Many of us love Harvard psychologist Howard Gardner’s argument about “multiple intelligences,” where some people are “musically” intelligent, some “emotionally,” and so on.
Well, Gardner himself also stipulates “logical-mathematical” intelligence — basically what we otherwise refer to as IQ — and no one argues for pulling that one from the list.
So: IQ, or smarts, is real. Like all genetic traits, it will vary more among individuals within a group than it does among groups. However, this doesn’t rule out the possibility of overall statistical differences between the groups. Science will ultimately resolve the issue, not P.C. dismissal.
That’s not pretty.

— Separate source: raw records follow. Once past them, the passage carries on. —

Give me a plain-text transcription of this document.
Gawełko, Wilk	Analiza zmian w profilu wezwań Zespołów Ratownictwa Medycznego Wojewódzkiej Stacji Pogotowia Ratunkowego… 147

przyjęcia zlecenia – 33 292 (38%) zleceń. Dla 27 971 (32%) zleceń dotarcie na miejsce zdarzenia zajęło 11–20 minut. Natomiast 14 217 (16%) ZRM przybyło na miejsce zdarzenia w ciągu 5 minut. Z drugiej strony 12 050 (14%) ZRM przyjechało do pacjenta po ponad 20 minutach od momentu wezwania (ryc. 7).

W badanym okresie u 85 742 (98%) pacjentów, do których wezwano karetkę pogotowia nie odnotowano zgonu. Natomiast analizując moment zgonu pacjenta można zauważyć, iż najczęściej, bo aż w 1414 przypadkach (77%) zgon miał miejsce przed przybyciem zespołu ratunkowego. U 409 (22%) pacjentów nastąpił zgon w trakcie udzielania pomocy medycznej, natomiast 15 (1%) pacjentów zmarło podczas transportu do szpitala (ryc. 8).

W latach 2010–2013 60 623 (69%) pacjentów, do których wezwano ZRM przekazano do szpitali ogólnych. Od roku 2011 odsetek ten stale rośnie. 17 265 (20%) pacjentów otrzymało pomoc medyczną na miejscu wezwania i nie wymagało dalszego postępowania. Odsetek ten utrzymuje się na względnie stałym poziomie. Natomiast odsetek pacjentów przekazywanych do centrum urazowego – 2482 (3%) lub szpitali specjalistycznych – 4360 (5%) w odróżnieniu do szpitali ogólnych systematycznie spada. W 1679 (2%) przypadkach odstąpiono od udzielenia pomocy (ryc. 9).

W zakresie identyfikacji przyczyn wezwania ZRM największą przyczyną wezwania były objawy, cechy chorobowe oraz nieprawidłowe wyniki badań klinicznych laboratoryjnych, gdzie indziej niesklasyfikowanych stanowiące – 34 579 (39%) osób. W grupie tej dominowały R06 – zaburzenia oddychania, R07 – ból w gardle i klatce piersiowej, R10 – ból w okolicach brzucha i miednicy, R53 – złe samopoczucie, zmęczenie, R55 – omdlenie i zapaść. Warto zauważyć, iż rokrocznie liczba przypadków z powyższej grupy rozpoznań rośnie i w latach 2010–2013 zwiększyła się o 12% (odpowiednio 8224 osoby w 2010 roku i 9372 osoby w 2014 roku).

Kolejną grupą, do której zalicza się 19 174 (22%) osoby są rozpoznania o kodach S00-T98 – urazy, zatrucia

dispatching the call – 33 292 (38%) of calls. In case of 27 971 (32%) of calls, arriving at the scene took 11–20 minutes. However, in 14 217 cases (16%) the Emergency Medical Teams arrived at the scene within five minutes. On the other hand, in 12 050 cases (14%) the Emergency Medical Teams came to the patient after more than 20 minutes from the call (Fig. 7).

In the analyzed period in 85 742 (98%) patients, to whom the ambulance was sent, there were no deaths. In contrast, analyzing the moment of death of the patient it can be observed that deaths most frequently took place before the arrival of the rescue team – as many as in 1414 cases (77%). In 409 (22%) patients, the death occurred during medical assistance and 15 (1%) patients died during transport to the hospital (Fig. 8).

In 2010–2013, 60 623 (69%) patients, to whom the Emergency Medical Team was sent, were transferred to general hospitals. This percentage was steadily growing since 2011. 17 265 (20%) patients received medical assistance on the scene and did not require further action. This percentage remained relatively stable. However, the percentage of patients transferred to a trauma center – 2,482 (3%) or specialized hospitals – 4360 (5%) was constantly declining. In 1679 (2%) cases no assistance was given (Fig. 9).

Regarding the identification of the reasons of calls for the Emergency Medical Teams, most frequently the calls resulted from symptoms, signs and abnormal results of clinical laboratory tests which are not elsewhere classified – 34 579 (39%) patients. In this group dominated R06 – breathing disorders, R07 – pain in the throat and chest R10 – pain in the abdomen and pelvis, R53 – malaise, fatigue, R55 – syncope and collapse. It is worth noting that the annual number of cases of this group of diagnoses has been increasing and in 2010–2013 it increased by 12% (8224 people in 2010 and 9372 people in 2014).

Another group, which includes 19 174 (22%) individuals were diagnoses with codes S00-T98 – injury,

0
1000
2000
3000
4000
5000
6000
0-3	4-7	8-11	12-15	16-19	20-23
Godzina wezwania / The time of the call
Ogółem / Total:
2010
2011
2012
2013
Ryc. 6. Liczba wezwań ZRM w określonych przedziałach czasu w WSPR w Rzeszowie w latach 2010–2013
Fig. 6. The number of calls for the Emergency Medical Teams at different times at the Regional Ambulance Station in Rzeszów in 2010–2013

But smart people shouldn’t limit their discussion to what’s pretty.
Yet here’s the equally important point: None of this means that IQ should play a part in our discussion of immigration policies.
We should definitely make our country more inviting to high-skilled immigrants, many of which will be PhDs coming from India or China. But we cannot allow this to morph into a larger idea that humbler applicants without advanced degrees aren’t welcome, aren’t “smart enough for America.”
The Founders of the republic, after all, broached no such topic. They had their xenophobias: Benjamin Franklin got itchy about how many Germans were here in his day. But no one of Franklin’s ilk is recorded as worrying that newcomers should be systematically measured for smartness.